Archibald handed him the results of their work, several sheets of paper filled with the blueprint and their calculations. Gregory studied them, his brows increasingly scrunching together. Finally he lowered them to peer at the ritualists. His eyes stopped on Edwin for a moment, but he didn’t comment on his presence and moved on.
“I consider myself a deft hand at rituals, but I have to admit that I can make neither heads nor tails of this. What is it supposed to be, exactly?”
“Ah, yes, sorry!” Archibald hurried forward, leaning over the table to point at the diagrams. “We had to get creative with this one, so it looks somewhat non-standard. This part here is a rock – we want it to be shot from a catapult – and this here is the actual ritual. It’s shaped like a ball, so each of these drawings is from a different angle. This is from above, that is below, left, right…”
“I get it, I get it,” Gregory said, waving him away. “And the effect?”
“We added a short description at the bottom, with reference to the specific runes and their placement.”

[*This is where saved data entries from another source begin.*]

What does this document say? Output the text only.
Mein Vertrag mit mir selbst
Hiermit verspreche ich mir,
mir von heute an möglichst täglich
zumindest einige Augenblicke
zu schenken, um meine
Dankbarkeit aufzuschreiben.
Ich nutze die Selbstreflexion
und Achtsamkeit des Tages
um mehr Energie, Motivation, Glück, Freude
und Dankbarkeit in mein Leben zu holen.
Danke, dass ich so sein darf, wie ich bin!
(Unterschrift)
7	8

“Ah, now I see it. And the resource analysis is…”
“Page two, on the back.”
“…on the back. Yes.”
The four of them exchanged tense looks as the leader of the mage contingent carefully studied their proposal, turning the sheets over to cross-reference the different sections. Finally, he placed it down and rubbed his eyes with a sigh.
“Archibald.”
“Yes, Master Gregory.”
“Are you telling me that the best idea, the very best idea you could come up with, is to strap several hundred gold worth of magesilver and mana crystals to a rock and fling it at the Marradi from a rickety wooden catapult?”
“…yes, Master Gregory, though I have faith in the engineers that the catapults will be well-built. We tried everything we could think of – this is the only option that allows us to destroy the wall from afar, with minimal danger to us or the soldiers, and with the lowest drain on our resources by an order of magnitude. Assuming we can recover most of the magesilver afterwards, that is.”
Gregory stared at the head ritualist, but Archibald held his ground without backing down. Finally, the master leaned back and sighed, running a hand over his bald head.
“Fine. If that is how it is, I suppose needs must. Truth be told, I would be lying if I said I was disinterested to see this bizarre creation of yours become reality. Go ahead and begin prototyping but keep me in the loop.”
Rolf and Ludmilla exchanged a grin behind Archibald’s back, who nodded solemnly. “Of course, Master.”
“Good. Now get out, my soup is getting cold.”